Short for infertility, a disease resulting in the abnormal functioning of the male or female reproductive system. There are many causes, some known and many unknown. It is often merely a matter of chance, a condition that arises with little explanation.
I have to confess that I had not thought all that much about infertility as an illness until I encountered ART of Infertility, a “an infertility artwork, oral history and portraiture project.” This art exhibit is a compilation of infertility stories expressed through various artistic media, by a diverse range of women who have experienced or are experiencing infertility.
I’ve been struggling to write about this exhibit for months now, but nothing I say seems to do it justice. I guess I just want to say that this exhibit moved me in inexplicable ways. The stories that these women share, the art that they use to express their own inexplicable emotions were incredibly powerful. Their words, their symbols, the hues and textures and things were all used to convey the spectrum of ways that infertility touched each of their lives and their selves.
The ART of Infertility prompted me to realize just how many potential triggers exist in our society for those who are infertile. As a society, we make so many assumptions about how those who are married will have children (or, side note, even those who are not married, for family planning comes up in many professional development discussions with women in medicine it seems). It reminded me of how intimately femininity is often intertwined with the ability to bear children. While this is not always the case, it’s one thing to make the decision not to have children; it’s another thing all together to not have the ability to make that choice.

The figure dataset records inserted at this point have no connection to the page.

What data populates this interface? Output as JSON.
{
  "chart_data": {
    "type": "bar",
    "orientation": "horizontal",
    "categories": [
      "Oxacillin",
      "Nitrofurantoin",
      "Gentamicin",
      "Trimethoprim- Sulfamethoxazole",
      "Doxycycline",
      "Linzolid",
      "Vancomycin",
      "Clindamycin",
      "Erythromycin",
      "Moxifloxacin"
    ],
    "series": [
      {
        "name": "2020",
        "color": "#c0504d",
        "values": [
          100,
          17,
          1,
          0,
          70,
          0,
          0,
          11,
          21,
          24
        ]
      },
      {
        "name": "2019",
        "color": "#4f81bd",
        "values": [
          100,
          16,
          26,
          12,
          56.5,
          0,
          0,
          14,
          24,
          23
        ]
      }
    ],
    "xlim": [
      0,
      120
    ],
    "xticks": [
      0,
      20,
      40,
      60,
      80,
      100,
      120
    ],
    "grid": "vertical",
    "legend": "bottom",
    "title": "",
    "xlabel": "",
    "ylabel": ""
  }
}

For those with infertility, the constant reminders of one’s infertility may seem ever-present. Menstruation may be a monthly reminder, a taunt about the body’s reproductive shortcomings. Those struggling with infertility may be surrounded by constant reminders as their peers procreate without problem. There are so many challenges to one’s self that can be inflicted by infertility, challenges that are best told by those who experience it themselves.
I guess infertility is another illness that urges me to wonder how we as a society, as strangers, friends, and family to those invisibly suffering, can cultivate a more sensitive environment. Can we open our minds to the variety of ways that people choose to live their lives and the many aspects that may lie outside of their control? Is it possible for us to cultivate a culture of sensitivity that reconciles the course of majorities with the various paths taken by everyone else? How do we escape the limitations of assumptions and make space for human diversity?